A informação foi dada por Paulo José Galli, secretário executivo da Secretaria Estadual dos Transportes Metropolitanos, que comentou sobre o contrato de concessão, previsto para ser estabelecido até o final deste ano. Segundo Galli, existe no documento a previsão de que o futuro concessionário possa optar pela extensão do traçado até Viracopos em um horizonte de médio prazo, estabelecendo gatilhos de demanda de passageiros para a viabilização da extensão.

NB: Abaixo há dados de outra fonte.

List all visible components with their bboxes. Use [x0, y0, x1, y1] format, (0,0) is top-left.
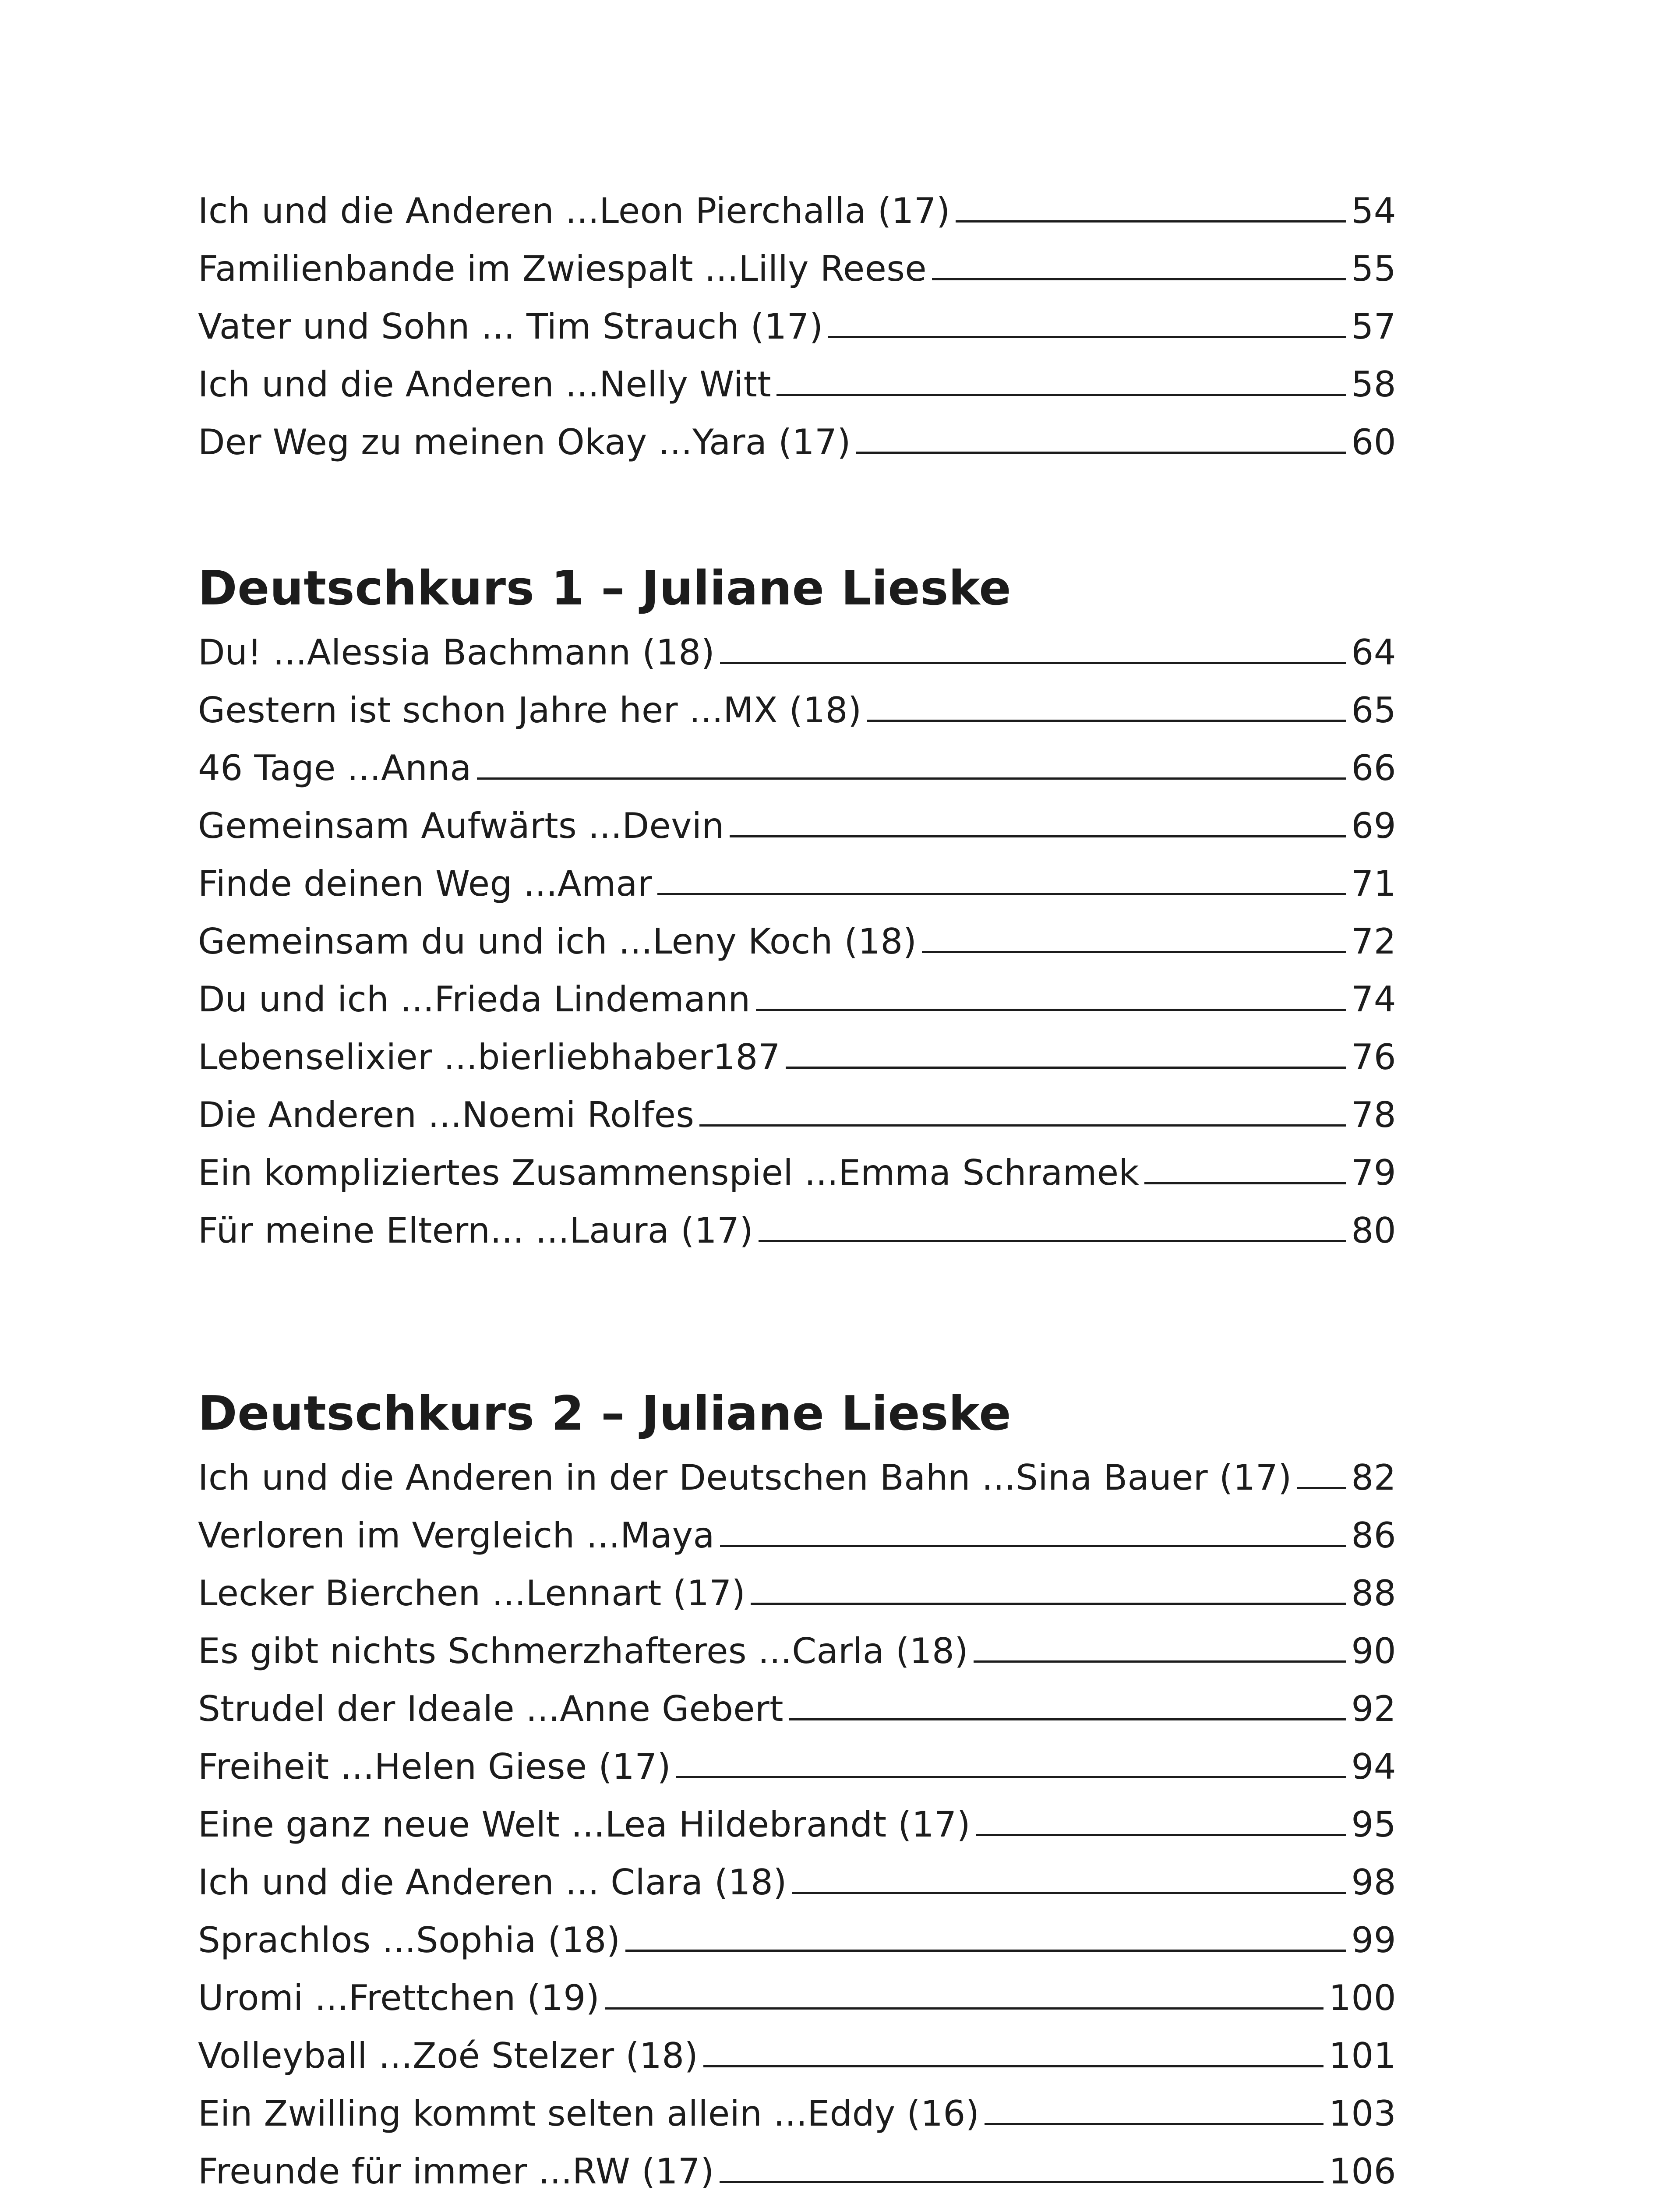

A Prefeitura de Campinas publicou no início de abril deste ano um edital de chamamento público para que empresas e consórcios apresentem estudos para a implantação de um trem ferroviário urbano, de 18 quilômetros, entre o Pátio Ferroviário de Campinas, no Centro, e o Aeroporto Internacional de Viracopos. As empresas deverão apresentar estudos técnicos preparatórios que irão subsidiar a modelagem de uma concessão para implantação e operação do futuro ramal.

As propostas apresentada pelos interessados indicarão se o modelo mais viável será de Parceria Público-Privada (PPP) ou concessão.

TIC

Quanto ao TIC, Galli destacou que o eixo entre Campinas e São Paulo será viabilizado por uma PPP, e deverá estar pronto em quatro anos - meados de 2025. Dentre os detalhes, o secretário-executivo citou que o TIC prevê viagens expressas com paradas de 50 km. A concessão terá prazo de 30 anos e deve gerar investimentos de cerca de R$ 7 bilhões.

Segundo Galli, a viagem de aproximadamente 100 km entre Campinas e a estação Barra Funda, na Capital, levará uma hora. Já a ligação entre Jundiaí e a Capital, durará 30 minutos. Outros detalhes do projeto foram confirmados no encontro. O primeiro eixo do TIC será entre São Paulo e Campinas, e o serviço terá apenas uma parada em Jundiaí. A expectativa é de transportar 100 mil passageiros por dia neste trecho.

Há a previsão, ainda, da extensão do sistema até Americana, que seria implantada em uma segunda etapa, pois a possibilidade de compartilhar o mesmo trilho usado pela Rumo Logística para transporte de cargas está descartada. O governo trabalha para lançar a concorrência ainda em 2021, se não houver atrasos. A reunião foi presidida pelo vereador Luiz Cirilo (PSDB). Participaram também os membros da comissão.

Cirilo disse que o objetivo foi obter o compromisso de agilização dos protocolos e editais para retirar o TIC do papel e torná-lo realidade. "Formamos nesta primeira reunião uma equipe que vai reunir esforços em cada município para ajudar o Estado a colocar em prática este projeto fundamental para o desenvolvimento da RMC, auxiliando a desafogar o trânsito e garantindo mais qualidade no transporte da população", disse Cirilo.

"Trará benefícios à população, em termos de opções em transportes, e aliviará o meio ambiente, reduzindo a circulação de veículos a diesel", completou o parlamentar.